Rachel YoungmanPhoto Provided

Rachael Youngman creator of the podcast Native ChocTalk.

Native ChocTalk preserving tribal stories for future generations

By Shelia Kirven
November 1, 2023

Rachael Youngman is the creator and host of the podcast Native ChocTalk. She interviews individuals from all tribes who wish to share their stories, ancestral history, traditions and cultural information.

Native ChocTalk was begun for preservation reasons, according to Youngman. “I am hoping to capture all those precious ancestral stories and history for multiple reasons,” said Youngman. “Not just for our listeners to learn and enjoy, but also for the families and descendants of my guests to hear the stories in my guests’ voices. I also hope in some way we’re honoring our ancestors by keeping their memories and names alive.”

Each episode takes many hours of research, script writing, interviewing, editing, posting and socializing. The Native ChocTalk team consists of Youngman, a site manager and a graphic artist.

Youngman is proud of her Choctaw heritage.

“My tribe was a big influence on me as I began this podcast,” said Youngman.

She promotes information on researching tribal ancestry, Choctaw language classes, Choctaw artists, the CHAHTA Foundation, Choctaw ponies, and Jones Academy on the podcast and website. She grew up in Anadarko, where her dad was the art teacher at Riverside Indian School. Youngman graduated from Butler University, spent twenty years performing as a trained opera singer, and was the youngest recipient of the Young Talent Award from the Metropolitan Opera at age nineteen. She received awards for several years from the National Association of Teachers of Singing for opera competitions.

Youngman has worked in radio, commercials, infomercials and public relations for the Indianapolis Colts. She was publicist for a book about them and led a team promoting the Colts Business Alliance. She has been a dating and relationships columnist, a relationships counselor and currently works in software sales for technology companies.

Her inspiration was her great-grandmother, Ella (Davis) Shofner. Youngman said her sister interviewed the elder for a college paper.

“Ella was full-blood Choctaw, born in 1903. When I was in my late 20s, Ella passed away, and our family was devastated to lose her,” said Youngman. “One evening, I thought of her and regretted not spending more time with her in her last days; then the paper my sister had written came to mind, and I immediately scrambled to find it in the filing cabinet. There it was, tucked away, unread. I sat there, reading every word, and couldn’t stop crying.”

At age three, Ella had been sold by her mother into guardianship for $1,000 to a non-Native man, the wealthiest landowner in the area, according to the paper.

According to Youngman, she would not have known the tragic story if she had never read the paper.

Youngman says she is eager to learn more about her tribe and family through this journey.
“I am writing a book about their stories [her family] in hopes to bring them honor,” said Youngman.

She intends through the book to preserve her own ancestral stories and wants to give all tribes opportunities to do so as well through the podcast.

“If we do not do that now, those stories will be dust in the wind,” Youngman said.

Podcast guests are the experts, and Youngman says she learns from each one. She has interviewed from tribes she had never heard about and those with small numbers of surviving members.

“I feel a sense of urgency to record everyone’s stories, but even more so for those tribes whose members are so few,” said Youngman. “For my guests who feel comfortable sharing, I am all about helping them capture these important pieces of history for future generations. For many years, and rightfully so, our ancestors were told to hide their stories and not engage in their culture. I find that some elders are still in that mindset. Again, I understand why. To talk to outsiders meant they could be physically harmed or even killed. But now is the time to say no to burying who we are. Storytelling is who we are, it is what we are. And it brings us all together.”

She hopes through the podcast, people will want to share stories and dig deep into their histories. She said she believes the best stories are those not found in history books.

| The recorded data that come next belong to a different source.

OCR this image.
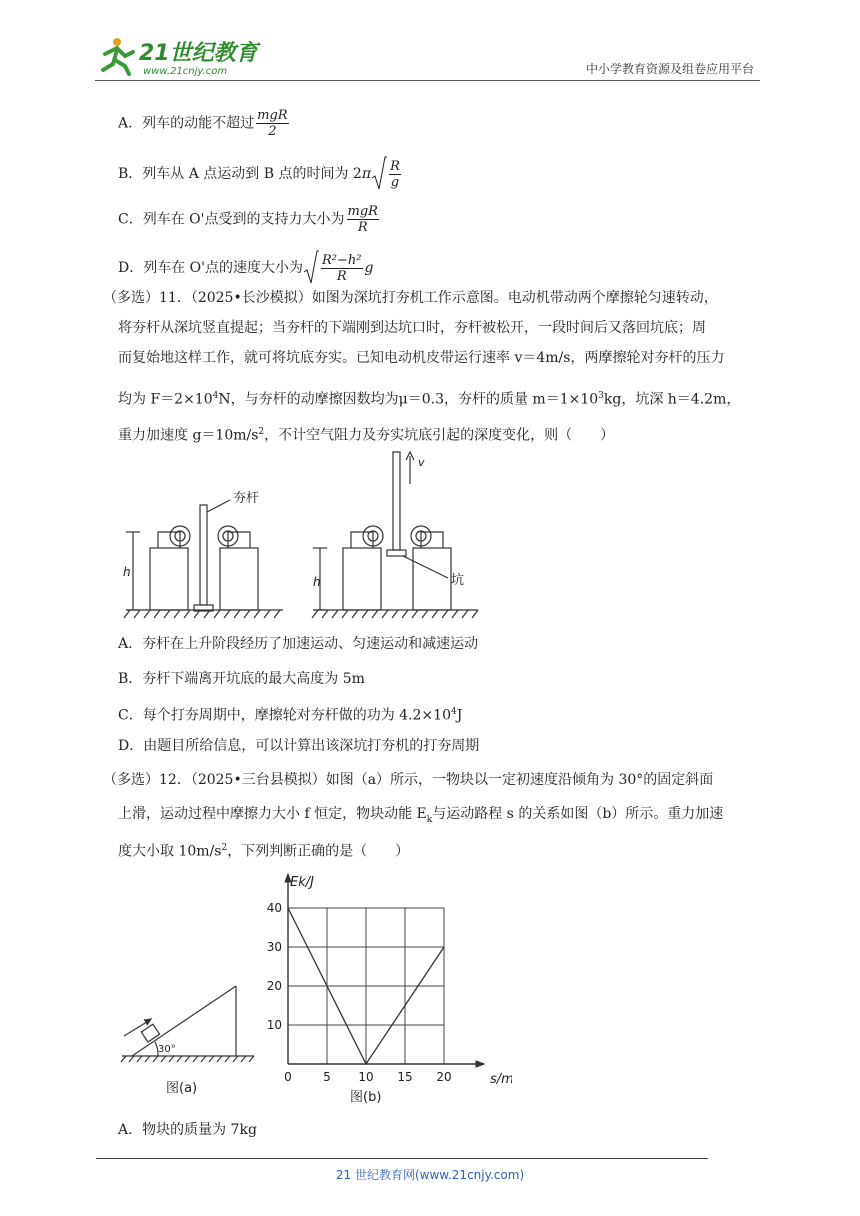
21世纪教育
www.21cnjy.com	中小学教育资源及组卷应用平台
A．列车的动能不超过 $\frac{\text{mgR}}{2}$
B．列车从 A 点运动到 B 点的时间为 $2\pi \frac{R}{g}$
C．列车在 O'点受到的支持力大小为 $\frac{\text{mgR}}{R}$
D．列车在 O'点的速度大小为 $\frac{\text{R²−h²}}{R}$ g
（多选）11．（2025•长沙模拟）如图为深坑打夯机工作示意图。电动机带动两个摩擦轮匀速转动，
将夯杆从深坑竖直提起；当夯杆的下端刚到达坑口时，夯杆被松开，一段时间后又落回坑底；周
而复始地这样工作，就可将坑底夯实。已知电动机皮带运行速率 v＝4m/s，两摩擦轮对夯杆的压力
均为 $F=2\times 10^4N$，与夯杆的动摩擦因数均为μ＝0.3，夯杆的质量 $m=1\times 10^3kg$，坑深 h＝4.2m，
重力加速度 $g=10m/s^2$，不计空气阻力及夯实坑底引起的深度变化，则（　　）
夯杆
h
v
坑
h
A．夯杆在上升阶段经历了加速运动、匀速运动和减速运动
B．夯杆下端离开坑底的最大高度为 5m
C．每个打夯周期中，摩擦轮对夯杆做的功为 $4.2\times 10^4J$
D．由题目所给信息，可以计算出该深坑打夯机的打夯周期
（多选）12．（2025•三台县模拟）如图（a）所示，一物块以一定初速度沿倾角为 30°的固定斜面
上滑，运动过程中摩擦力大小 f 恒定，物块动能 $E_k$与运动路程 s 的关系如图（b）所示。重力加速
度大小取 $10m/s^2$，下列判断正确的是（　　）
30°
图(a)
0	5 10 15 20
10
20
30
40
Ek/J
s/m
图(b)
A．物块的质量为 7kg
21 世纪教育网(www.21cnjy.com)
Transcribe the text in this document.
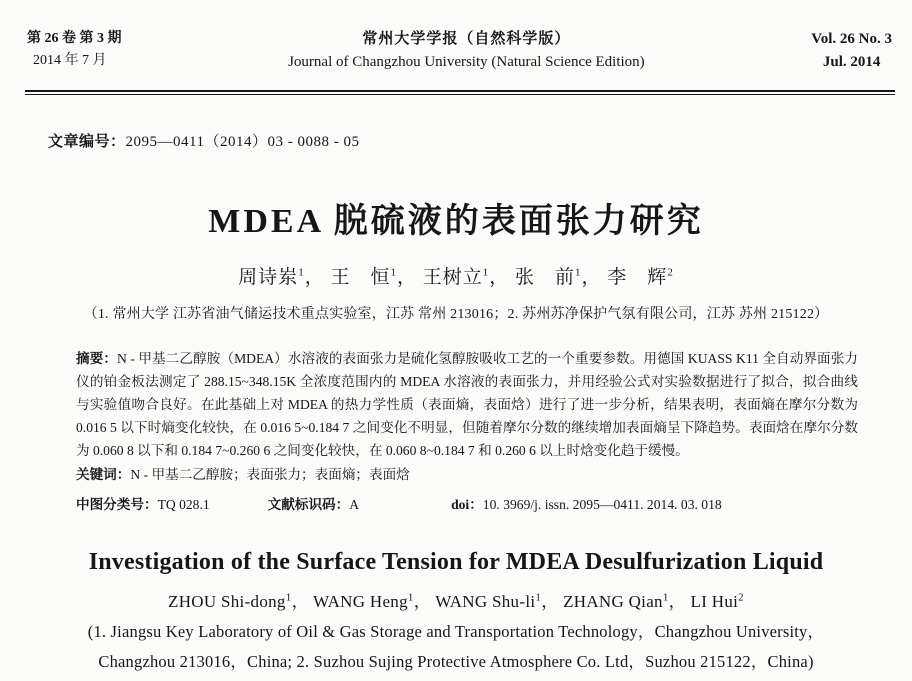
第 26 卷 第 3 期
2014 年 7 月
常州大学学报（自然科学版）
Journal of Changzhou University (Natural Science Edition)
Vol. 26 No. 3
Jul. 2014
文章编号：2095—0411（2014）03 - 0088 - 05
MDEA 脱硫液的表面张力研究
周诗岽$^1$， 王　恒$^1$， 王树立$^1$， 张　前$^1$， 李　辉$^2$
（1. 常州大学 江苏省油气储运技术重点实验室，江苏 常州 213016；2. 苏州苏净保护气氛有限公司，江苏 苏州 215122）

摘要：N - 甲基二乙醇胺（MDEA）水溶液的表面张力是硫化氢醇胺吸收工艺的一个重要参数。用德国 KUASS K11 全自动界面张力仪的铂金板法测定了 288.15~348.15K 全浓度范围内的 MDEA 水溶液的表面张力，并用经验公式对实验数据进行了拟合，拟合曲线与实验值吻合良好。在此基础上对 MDEA 的热力学性质（表面熵，表面焓）进行了进一步分析，结果表明，表面熵在摩尔分数为 0.016 5 以下时熵变化较快，在 0.016 5~0.184 7 之间变化不明显，但随着摩尔分数的继续增加表面熵呈下降趋势。表面焓在摩尔分数为 0.060 8 以下和 0.184 7~0.260 6 之间变化较快，在 0.060 8~0.184 7 和 0.260 6 以上时焓变化趋于缓慢。

关键词：N - 甲基二乙醇胺；表面张力；表面熵；表面焓

中图分类号：TQ 028.1	文献标识码：A	doi：10. 3969/j. issn. 2095—0411. 2014. 03. 018
Investigation of the Surface Tension for MDEA Desulfurization Liquid
ZHOU Shi-dong$^1$， WANG Heng$^1$， WANG Shu-$li^1$， ZHANG Qian$^1$， LI Hui$^2$
(1. Jiangsu Key Laboratory of Oil & Gas Storage and Transportation Technology，Changzhou University，
Changzhou 213016，China; 2. Suzhou Sujing Protective Atmosphere Co. Ltd，Suzhou 215122，China)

“Our people were forgotten for so long. I hope they will no longer be forgotten and will be honored by our bringing their stories to light. This isn’t just for family members who have passed,” said Youngman. “There are so many still living today who have amazing stories and have accomplished so much – business owners, leaders, artists, volunteers, grandparents and more. Everyone has a story.”

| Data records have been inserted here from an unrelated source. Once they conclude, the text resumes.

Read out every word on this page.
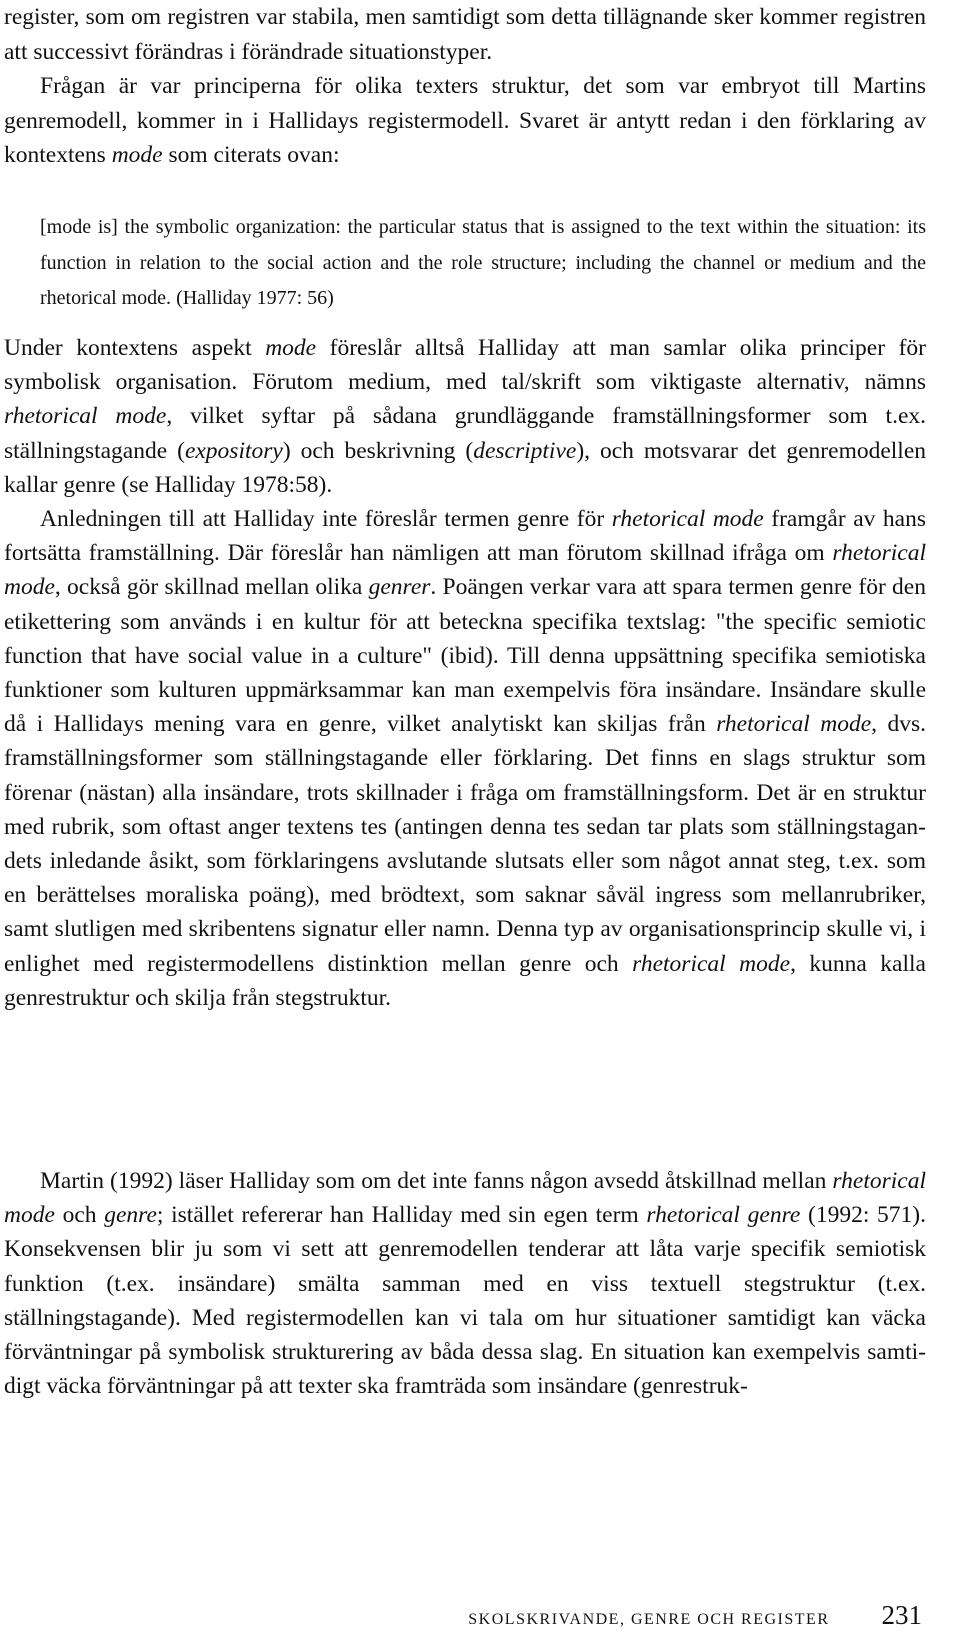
register, som om registren var stabila, men samtidigt som detta tillägnande sker kommer registren att successivt förändras i förändrade situationstyper.
Frågan är var principerna för olika texters struktur, det som var embryot till Martins genremodell, kommer in i Hallidays registermodell. Svaret är antytt redan i den förklaring av kontextens mode som citerats ovan:

[mode is] the symbolic organization: the particular status that is assigned to the text within the situation: its function in relation to the social action and the role structure; including the channel or medium and the rhetorical mode. (Halliday 1977: 56)

Under kontextens aspekt mode föreslår alltså Halliday att man samlar olika principer för symbolisk organisation. Förutom medium, med tal/skrift som viktigaste alternativ, nämns rhetorical mode, vilket syftar på sådana grundläggande framställningsformer som t.ex. ställningstagande (expository) och beskrivning (descriptive), och motsvarar det genremodellen kallar genre (se Halliday 1978:58).
Anledningen till att Halliday inte föreslår termen genre för rhetorical mode framgår av hans fortsätta framställning. Där föreslår han nämligen att man förutom skillnad ifråga om rhetorical mode, också gör skillnad mellan olika genrer. Poängen verkar vara att spara termen genre för den etikettering som används i en kultur för att beteckna specifika textslag: "the specific semiotic function that have social value in a culture" (ibid). Till denna uppsättning specifika semiotiska funktioner som kulturen uppmärksammar kan man exempelvis föra insändare. Insändare skulle då i Hallidays mening vara en genre, vilket analytiskt kan skiljas från rhetorical mode, dvs. framställningsformer som ställningstagande eller förklaring. Det finns en slags struktur som förenar (nästan) alla insändare, trots skillnader i fråga om framställningsform. Det är en struktur med rubrik, som oftast anger textens tes (antingen denna tes sedan tar plats som ställningstagandets inledande åsikt, som förklaringens avslutande slutsats eller som något annat steg, t.ex. som en berättelses moraliska poäng), med brödtext, som saknar såväl ingress som mellanrubriker, samt slutligen med skribentens signatur eller namn. Denna typ av organisationsprincip skulle vi, i enlighet med registermodellens distinktion mellan genre och rhetorical mode, kunna kalla genrestruktur och skilja från stegstruktur.

Martin (1992) läser Halliday som om det inte fanns någon avsedd åtskillnad mellan rhetorical mode och genre; istället refererar han Halliday med sin egen term rhetorical genre (1992: 571). Konsekvensen blir ju som vi sett att genremodellen tenderar att låta varje specifik semiotisk funktion (t.ex. insändare) smälta samman med en viss textuell stegstruktur (t.ex. ställningstagande). Med registermodellen kan vi tala om hur situationer samtidigt kan väcka förväntningar på symbolisk strukturering av båda dessa slag. En situation kan exempelvis samtidigt väcka förväntningar på att texter ska framträda som insändare (genrestruk-

SKOLSKRIVANDE, GENRE OCH REGISTER 231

Youngman’s future goals are to develop a storytelling curriculum for schools and homeschoolers, continue supporting MMIW efforts, and support Native artists and businesses. She also wants to compile the stories from the podcast into a book.

“I feel I owe the women who came before me and paved what was probably a challenging path to work hard and succeed. At the same time, it is humbling, because with success comes responsibility,” she said. “I believe our female Choctaw ancestors worked incredibly hard. I have to believe that work ethic is in each and every one of us Choctaw women today, and I hope we are all tapping into that. I cannot help but think our ancestors must be cheering us on.”

You can listen to Native ChocTalk on their website, YouTube channel or most social platforms.